From Internet Patent News Service by Greg Aharonian, January 3, 2011
 
The 25 November edition of Nature has a brief book review of a new book, “Information and the nature of reality: from physics to metaphysics“, edited by Paul Davies (Cambridge University Press, 398 pages, $30). Let me bold and capitalize the first sentence of the review, to once again drum into the heads of the proudly-ignorant in the 35 USC 101 wars:
INFORMATION, RATHER THAN MASS AND ENERGY, IS COMING TO BE SEEN AS THE FUNDAMENTAL CURRENCY OF THE UNIVERSE.
or  Informacion, en lugar de masa y energia, esta llegando a ser visto como la moneda fundamental del universoLet me blunt – any judge or lawyer who argues that information isn’t physical in the context of patent law – SHOULD BE IMMEDIATELY DISBARRED.

I am tired of the scientifically-ignorant polluting patent caselaw, especially judges who seem to have forgotten much that they learned at MIT. Leave the logical contradictions and vagueness to copyright lawyers – let’s face it, there is nothing more utterly, hopelessly, fatally, nonsensically vague as 17 USC 102 a AND b – and for any open source lawyers reading this, there is actually a 17 USC 102b.

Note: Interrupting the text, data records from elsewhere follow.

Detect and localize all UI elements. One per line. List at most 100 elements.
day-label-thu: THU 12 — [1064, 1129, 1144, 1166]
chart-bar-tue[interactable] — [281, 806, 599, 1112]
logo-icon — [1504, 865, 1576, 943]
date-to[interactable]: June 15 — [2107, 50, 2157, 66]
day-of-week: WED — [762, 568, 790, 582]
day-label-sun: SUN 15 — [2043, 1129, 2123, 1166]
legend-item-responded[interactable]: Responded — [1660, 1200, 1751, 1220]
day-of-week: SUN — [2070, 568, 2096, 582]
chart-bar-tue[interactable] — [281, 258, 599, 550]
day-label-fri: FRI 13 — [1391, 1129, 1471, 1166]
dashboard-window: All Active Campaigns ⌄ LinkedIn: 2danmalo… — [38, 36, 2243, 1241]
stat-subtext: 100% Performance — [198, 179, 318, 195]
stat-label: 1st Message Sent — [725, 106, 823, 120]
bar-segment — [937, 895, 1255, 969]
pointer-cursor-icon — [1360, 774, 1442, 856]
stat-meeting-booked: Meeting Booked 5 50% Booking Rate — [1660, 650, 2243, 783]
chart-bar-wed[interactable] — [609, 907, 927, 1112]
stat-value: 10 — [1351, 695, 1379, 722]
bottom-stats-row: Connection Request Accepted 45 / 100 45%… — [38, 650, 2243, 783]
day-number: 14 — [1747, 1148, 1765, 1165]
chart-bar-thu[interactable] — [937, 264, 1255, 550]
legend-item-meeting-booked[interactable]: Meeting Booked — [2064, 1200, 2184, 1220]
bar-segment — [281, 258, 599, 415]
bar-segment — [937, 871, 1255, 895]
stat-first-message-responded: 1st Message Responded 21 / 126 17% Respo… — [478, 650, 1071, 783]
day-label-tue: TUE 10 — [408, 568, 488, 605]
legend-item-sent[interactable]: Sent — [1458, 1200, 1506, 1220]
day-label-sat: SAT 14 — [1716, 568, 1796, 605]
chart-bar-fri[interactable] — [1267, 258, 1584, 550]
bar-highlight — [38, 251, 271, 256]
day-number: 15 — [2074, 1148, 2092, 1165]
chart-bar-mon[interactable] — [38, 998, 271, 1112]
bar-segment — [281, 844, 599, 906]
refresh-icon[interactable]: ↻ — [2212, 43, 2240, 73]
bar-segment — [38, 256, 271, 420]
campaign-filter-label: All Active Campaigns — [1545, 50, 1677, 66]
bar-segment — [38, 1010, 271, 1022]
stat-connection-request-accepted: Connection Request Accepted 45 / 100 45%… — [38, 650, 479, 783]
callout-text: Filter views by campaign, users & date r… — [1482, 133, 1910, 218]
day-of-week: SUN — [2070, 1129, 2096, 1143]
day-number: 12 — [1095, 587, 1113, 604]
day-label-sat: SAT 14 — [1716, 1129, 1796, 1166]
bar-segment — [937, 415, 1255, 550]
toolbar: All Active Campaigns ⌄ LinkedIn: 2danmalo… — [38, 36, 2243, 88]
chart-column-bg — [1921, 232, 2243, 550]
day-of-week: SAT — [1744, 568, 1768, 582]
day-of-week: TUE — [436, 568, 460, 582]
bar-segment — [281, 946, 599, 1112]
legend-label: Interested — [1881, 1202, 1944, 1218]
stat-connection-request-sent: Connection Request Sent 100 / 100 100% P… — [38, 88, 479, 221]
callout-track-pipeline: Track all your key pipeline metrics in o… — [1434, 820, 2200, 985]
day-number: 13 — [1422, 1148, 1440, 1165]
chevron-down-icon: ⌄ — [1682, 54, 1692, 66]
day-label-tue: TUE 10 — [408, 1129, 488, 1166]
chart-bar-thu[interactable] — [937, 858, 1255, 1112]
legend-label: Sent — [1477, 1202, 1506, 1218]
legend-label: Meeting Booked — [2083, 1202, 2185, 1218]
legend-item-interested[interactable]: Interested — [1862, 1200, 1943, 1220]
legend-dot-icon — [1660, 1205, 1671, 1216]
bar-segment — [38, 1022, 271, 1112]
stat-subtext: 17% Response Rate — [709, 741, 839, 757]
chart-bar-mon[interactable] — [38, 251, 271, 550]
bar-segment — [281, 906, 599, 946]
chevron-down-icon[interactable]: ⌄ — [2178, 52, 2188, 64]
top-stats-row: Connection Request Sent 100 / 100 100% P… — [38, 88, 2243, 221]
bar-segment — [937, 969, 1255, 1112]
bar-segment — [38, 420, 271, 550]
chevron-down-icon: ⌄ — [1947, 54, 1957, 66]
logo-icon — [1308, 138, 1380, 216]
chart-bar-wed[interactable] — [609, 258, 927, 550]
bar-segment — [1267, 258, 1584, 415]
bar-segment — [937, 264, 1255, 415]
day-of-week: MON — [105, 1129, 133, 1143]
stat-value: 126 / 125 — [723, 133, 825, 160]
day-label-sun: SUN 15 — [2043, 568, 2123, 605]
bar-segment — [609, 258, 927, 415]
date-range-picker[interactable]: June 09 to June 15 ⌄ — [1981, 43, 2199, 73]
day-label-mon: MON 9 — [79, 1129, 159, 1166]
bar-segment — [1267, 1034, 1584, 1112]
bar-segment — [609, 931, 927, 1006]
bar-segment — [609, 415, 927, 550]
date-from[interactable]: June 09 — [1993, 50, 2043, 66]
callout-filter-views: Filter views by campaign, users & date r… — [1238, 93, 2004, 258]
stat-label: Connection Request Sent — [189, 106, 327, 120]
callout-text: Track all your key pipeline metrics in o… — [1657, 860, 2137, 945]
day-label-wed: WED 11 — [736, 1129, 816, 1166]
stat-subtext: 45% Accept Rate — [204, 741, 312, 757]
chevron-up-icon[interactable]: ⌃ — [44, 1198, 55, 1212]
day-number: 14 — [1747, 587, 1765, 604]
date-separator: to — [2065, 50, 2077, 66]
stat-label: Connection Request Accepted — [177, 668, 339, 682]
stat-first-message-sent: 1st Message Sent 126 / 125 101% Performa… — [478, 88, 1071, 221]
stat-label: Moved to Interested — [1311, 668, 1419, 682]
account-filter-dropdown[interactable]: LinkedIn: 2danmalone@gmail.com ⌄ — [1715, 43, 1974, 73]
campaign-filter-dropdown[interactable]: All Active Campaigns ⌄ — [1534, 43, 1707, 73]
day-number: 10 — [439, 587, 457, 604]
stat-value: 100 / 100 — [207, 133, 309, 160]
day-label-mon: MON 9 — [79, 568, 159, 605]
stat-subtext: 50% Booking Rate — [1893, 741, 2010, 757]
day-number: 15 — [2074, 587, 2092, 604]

The rest of the book review:

Eminent scientists, philosophers and theologians come together in this anthology to chart this shift in thinking.  After describing the historical development of theories of quantum, biological and digital information, they contrast biological and physical approaches to information and examine the philosophical and ethical implications of the concept.

The patent world should be having such debates, WITH JUDGES IN THE AUDIENCE, not on the panels. Time for the judges to learn something about what they are guessing about in their opinions (which I blame on the AIPLA not taking this issue seriously).